Deze categorieverschuiving voltrekt zich niet alleen in de taal, maar in het oriëntatievermogen. Vrijwel dagelijks verschijnen er in de dagbladen nog luchtfoto’s en plattegronden van de wijk, waarop de locatie van de ramp staat aangegeven. Roomweg, Tollensstraat, Talmaplein, het zijn namen die in het stratenregister van heel wat Nederlandse steden te vinden zijn, maar voortaan verbonden zullen blijven met de plaatsnaam Enschede. Telkens opnieuw probeer ik mij een voorstelling te maken van de wijk. Waar stond de cameraman die de explosie filmde? Waar staat de Grolschfabiek? Hoe passen de beelden in elkaar? Ik zoek de link naar een enkele herinnering die ik bewaar aan een bezoek aan het Rijksmuseum Twente, dat zich op een steenworp afstand van de Tollensstraat bevindt. Zo probeer ik alle stukjes van de puzzel opnieuw in te voegen in mijn brein. Enschede krijgt niet alleen een nieuwe naam, maar ook een nieuwe plattegrond.
Plaatsnamen behoren van oudsher tot de krachtigste woorden die de taal in petto heeft. Ze lenen zich bij uitstek om een compleet betekenisveld in zich op te nemen. Omgekeerd kan het terloops noemen van een plaatsnaam in een gedicht een hele videoclip aan beelden oproepen. Dichters maken dan ook graag van dit middel gebruik om hun teksten op te laden met een complex van beelden en herinneringen. De betekenis van een plaatsnaam wordt niet zozeer door de werkelijkheid zelf bepaald, als wel door de verbeeldingen daarvan die ooit zijn ingedaald in een soort collectief geheugen. Dat is ook precies het domein waarop de media greep hebben gekregen. Ze transformeren voortdurend het collectieve geheugen, zoals voorheen poëzie en kunst dat deden. Het bewustzijn wordt door de tv geïnfiltreerd op een hypnotiserende wijze. Zo ontstaat een ongrijpbare wereld die zich onttrekt aan de taal.

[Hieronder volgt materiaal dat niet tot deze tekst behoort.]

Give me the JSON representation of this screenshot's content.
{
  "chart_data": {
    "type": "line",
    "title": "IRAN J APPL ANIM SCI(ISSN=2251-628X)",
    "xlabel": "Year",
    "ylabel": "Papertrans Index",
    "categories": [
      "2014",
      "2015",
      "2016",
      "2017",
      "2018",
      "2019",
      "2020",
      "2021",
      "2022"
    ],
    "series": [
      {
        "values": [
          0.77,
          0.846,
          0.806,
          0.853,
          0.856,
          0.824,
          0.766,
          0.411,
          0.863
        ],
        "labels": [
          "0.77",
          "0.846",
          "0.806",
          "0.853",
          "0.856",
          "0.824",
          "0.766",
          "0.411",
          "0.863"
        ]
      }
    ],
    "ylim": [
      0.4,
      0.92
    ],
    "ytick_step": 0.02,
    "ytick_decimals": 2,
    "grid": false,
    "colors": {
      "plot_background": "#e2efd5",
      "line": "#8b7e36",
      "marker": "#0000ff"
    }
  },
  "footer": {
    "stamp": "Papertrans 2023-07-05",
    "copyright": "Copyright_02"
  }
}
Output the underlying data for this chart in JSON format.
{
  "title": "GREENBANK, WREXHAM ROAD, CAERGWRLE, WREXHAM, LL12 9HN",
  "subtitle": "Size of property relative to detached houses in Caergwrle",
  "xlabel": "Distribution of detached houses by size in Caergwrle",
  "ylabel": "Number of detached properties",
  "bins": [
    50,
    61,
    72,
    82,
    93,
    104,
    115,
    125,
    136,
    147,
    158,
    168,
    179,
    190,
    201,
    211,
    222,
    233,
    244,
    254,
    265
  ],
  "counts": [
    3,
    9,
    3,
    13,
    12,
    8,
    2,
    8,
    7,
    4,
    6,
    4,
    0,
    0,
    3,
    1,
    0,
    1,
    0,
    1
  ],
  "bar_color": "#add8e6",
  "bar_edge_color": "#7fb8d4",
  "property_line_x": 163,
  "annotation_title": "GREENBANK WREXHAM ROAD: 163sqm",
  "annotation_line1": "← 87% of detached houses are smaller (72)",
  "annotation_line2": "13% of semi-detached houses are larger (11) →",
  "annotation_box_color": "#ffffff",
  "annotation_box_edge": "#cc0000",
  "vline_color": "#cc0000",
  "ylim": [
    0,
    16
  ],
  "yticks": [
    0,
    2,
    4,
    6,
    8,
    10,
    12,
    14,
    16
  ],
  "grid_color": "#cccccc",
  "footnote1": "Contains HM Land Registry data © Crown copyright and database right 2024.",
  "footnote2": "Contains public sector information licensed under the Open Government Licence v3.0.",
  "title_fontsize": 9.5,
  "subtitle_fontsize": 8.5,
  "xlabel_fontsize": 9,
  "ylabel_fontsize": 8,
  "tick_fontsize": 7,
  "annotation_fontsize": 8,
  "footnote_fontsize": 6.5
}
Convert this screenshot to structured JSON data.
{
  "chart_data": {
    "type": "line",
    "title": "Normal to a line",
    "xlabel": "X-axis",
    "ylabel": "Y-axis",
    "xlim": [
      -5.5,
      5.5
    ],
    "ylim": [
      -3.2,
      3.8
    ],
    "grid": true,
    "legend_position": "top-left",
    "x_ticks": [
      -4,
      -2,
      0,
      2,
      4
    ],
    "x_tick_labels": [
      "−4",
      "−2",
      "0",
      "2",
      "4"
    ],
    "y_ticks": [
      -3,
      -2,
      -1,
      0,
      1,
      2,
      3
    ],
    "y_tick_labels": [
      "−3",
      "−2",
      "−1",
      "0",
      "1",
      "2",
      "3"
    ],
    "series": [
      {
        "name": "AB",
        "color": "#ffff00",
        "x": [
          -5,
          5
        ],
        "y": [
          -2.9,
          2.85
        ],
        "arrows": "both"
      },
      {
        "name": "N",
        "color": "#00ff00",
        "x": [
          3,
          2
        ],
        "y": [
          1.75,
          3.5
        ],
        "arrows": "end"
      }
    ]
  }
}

De kracht van het woord legt het steeds meer af tegen de indringende werking van het beeld.
Na afloop van de stille tocht op vrijdagavond werd een gedicht voorgedragen dat Willem Wilmink voor deze gelegenheid had geschreven. Zo wordt de poëzie toch nog een rol toebedacht in de beeldenstrijd om Enschede die in de media is ontbrand. Maar om alle plaatsnamen in het gedicht ook werkelijk te kunnen plaatsen moet je wel een plattegrond in je hoofd hebben. ‘In de oorlog stond de stad in brand.! Op Pathmos, Zwik en Hoogeland.! Meer dan een halve eeuw nadien / kun je daarvan nog sporen zien. ‘
Waar liggen Pathmnos, Zwik en Hoogeland? Deze namen blijven in mijn hoofd rondhangen als woorden zonder betekenis. Geen enkel beeld roepen ze op. Ze hebben geen adres in mijn geheugen. Wellicht zijn het straten of wijken die ooit door bommen werden verwoest. Oorden misschien die niet meer op een kaart van de stad te vinden zijn, zoals straks ook de Tollensstraat na de wederopbouw wel een nadere naam zal krijgen. Juist door de betekenis van deze namen niet prijs te geven blijft de werking van het gedicht voor een deel alleen door inwoners van Enschede zelf te ervaren. En zo zal het ook wel zijn bedoeld. Poëzie als laatste wapen om de namen van de stad te beschermen, niet alleen tegen de gevolgen van de explosie, maar ook tegen aanslag die de media plegen op ons bewustzijn.